This week, the Spring semester of my movie class began with a screening of Director Susan Seidelman’s new romantic comedy – drama “Musical Chairs” .
Synopsis
When a young dancer falls in love with a woman who recently became a paraplegic, can he restore her will to live by renewing her interest in dance?
Story
While working as a waiter in his parents’ South Bronx restaurant, Armando dreams of a better life as a professional dancer – toward that end, he teaches the tango to a bunch of elderly women at a Manhattan dance studio while secretly hoping he can break into show business. His proud Puerto Rican mother, Isabel, thinks his dreams are unrealistic and instead tries to play the role of matchmaker to set him up with a nice Hispanic girl from the neighborhood.
Unknown to Isabel, Armando is in love with Mia, a fellow dance instructor at the studio where he works part-time. A beautiful young woman with a promising future in dance, her career is abruptly cut short when she suffers a severe spinal cord injury as a result of a traffic accident; suddenly finding herself a paraplegic, she is confined to a wheelchair for the rest of her life. Unable to walk much less dance, she falls into a deep depression and completely loses interest in life.
Armando eventually learns of a rather unique ballroom dancing competition – one that involves dancers whose partners are wheelchair-bound. Inspired, he enlists the aid of his friends and co-workers to teach Mia and her fellow paraplegics how to dance on wheels so that they may enter the competition. But with Mia questioning both her own abilities and Armando’s motives, will his efforts go for naught or will he somehow manage to help her find a reason to live?
Review
In “Musical Chairs”, director Susan Seidelman appears to be trying to seek both the success and notoriety she achieved with her hit “Desperately Seeking Susan” around a quarter of a century ago. Unfortunately for her, this movie lacks the cleverness and charm that characterized her breakthrough film, not to mention the fact that it is also missing a Madonna-type character who is on the brink of being a huge star. Instead, this is a movie with a painfully corny story, replete with clichés and attempts at humor that totally fall flat.
With trite dialog (does anyone actually use the word “scram” these days?) and situations that challenge viewers to suspend their disbelief far beyond any reasonable degree, “Musical Chairs” feels more like a made for TV movie – not to put too fine a point on things, but likely a Movie-Of-The-Week that would wind up on the Lifetime network. While the romance angle is intended for women, the dancing designed to appeal to the youth and the Puerto Rican protagonist directed towards an ever-increasing Hispanic market, there are plenty of business reasons why this movie got made. Whatever creative or artistic reasons that may be for this movie to exist, however, remain something of a mystery.

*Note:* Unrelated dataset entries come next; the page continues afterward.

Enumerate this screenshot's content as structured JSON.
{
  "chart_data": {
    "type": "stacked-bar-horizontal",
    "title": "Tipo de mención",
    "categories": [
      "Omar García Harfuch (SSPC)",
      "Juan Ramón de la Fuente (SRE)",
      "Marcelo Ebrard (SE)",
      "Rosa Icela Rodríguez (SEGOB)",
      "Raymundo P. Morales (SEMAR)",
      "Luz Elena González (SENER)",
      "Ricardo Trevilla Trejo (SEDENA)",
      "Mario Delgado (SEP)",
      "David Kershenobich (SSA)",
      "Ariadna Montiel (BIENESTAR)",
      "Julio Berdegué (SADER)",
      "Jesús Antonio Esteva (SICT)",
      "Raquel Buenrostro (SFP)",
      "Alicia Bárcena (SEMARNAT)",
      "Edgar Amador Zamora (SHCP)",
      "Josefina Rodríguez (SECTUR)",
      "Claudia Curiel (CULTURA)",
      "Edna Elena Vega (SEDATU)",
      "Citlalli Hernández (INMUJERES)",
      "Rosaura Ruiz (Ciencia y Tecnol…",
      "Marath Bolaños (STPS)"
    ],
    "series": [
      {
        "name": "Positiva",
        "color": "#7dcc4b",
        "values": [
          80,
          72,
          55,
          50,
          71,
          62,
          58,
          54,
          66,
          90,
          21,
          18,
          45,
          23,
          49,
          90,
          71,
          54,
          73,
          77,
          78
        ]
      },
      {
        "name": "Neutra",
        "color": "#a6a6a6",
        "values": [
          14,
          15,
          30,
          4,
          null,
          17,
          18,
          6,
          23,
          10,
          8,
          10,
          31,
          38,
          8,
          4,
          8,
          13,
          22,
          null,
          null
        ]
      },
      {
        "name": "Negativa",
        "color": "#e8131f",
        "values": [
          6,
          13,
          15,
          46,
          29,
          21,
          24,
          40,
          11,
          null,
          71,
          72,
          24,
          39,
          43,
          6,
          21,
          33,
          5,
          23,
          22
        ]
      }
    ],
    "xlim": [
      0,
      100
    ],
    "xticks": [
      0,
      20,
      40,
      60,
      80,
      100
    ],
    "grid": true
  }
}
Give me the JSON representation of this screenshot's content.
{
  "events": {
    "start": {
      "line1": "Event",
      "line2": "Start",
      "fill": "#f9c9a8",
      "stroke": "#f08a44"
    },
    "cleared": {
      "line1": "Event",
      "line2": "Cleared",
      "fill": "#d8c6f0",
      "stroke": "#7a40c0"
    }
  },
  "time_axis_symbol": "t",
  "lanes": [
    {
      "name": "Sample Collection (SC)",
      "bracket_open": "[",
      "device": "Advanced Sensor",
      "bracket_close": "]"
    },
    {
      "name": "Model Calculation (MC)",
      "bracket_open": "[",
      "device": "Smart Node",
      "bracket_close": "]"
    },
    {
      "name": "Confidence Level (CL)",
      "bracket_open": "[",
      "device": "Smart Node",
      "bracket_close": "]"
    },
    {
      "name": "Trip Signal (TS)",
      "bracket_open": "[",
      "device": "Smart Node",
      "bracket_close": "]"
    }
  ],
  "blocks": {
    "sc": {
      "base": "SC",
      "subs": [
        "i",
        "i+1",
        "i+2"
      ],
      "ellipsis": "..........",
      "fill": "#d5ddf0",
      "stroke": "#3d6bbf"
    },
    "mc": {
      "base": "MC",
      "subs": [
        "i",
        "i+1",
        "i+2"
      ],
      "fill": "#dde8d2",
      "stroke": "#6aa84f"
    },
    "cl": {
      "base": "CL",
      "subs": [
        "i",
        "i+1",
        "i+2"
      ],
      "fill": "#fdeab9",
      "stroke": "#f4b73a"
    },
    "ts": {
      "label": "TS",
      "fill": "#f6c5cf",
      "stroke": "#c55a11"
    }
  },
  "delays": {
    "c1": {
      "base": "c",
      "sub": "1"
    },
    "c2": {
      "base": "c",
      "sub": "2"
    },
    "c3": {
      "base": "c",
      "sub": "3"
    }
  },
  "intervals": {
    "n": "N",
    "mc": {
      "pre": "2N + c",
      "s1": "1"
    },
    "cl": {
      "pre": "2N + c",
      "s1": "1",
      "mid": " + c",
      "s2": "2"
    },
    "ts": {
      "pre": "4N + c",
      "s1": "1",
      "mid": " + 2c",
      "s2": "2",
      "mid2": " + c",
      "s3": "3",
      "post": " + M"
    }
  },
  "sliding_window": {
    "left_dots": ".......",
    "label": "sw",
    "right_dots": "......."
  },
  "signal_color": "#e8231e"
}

Following the screening, our instructor interviewed both Seidelman and actress Priscilla Lopez, who played Isabel, Armando’s mother. Seidelman spoke about what it was like to film the movie in New York City on a small budget; she said that a number of the street scenes were so-called “stolen” shots in the sense that they were done somewhat spontaneously and without getting the proper permits from the city, which are expensive. Lopez discussed her character; as a mother herself, she said that she could relate to Isabel’s wrong-headed but nevertheless good intentions as she merely wanted the best for her only son. She compared this character to that of the mother she played in “Maid In Manhattan”. Ms. Lopez said that this character was easier for her to play because Isabel, although something of an antagonist in “Musical Chairs”, was nevertheless more sympathetic than the character in the J-Lo movie.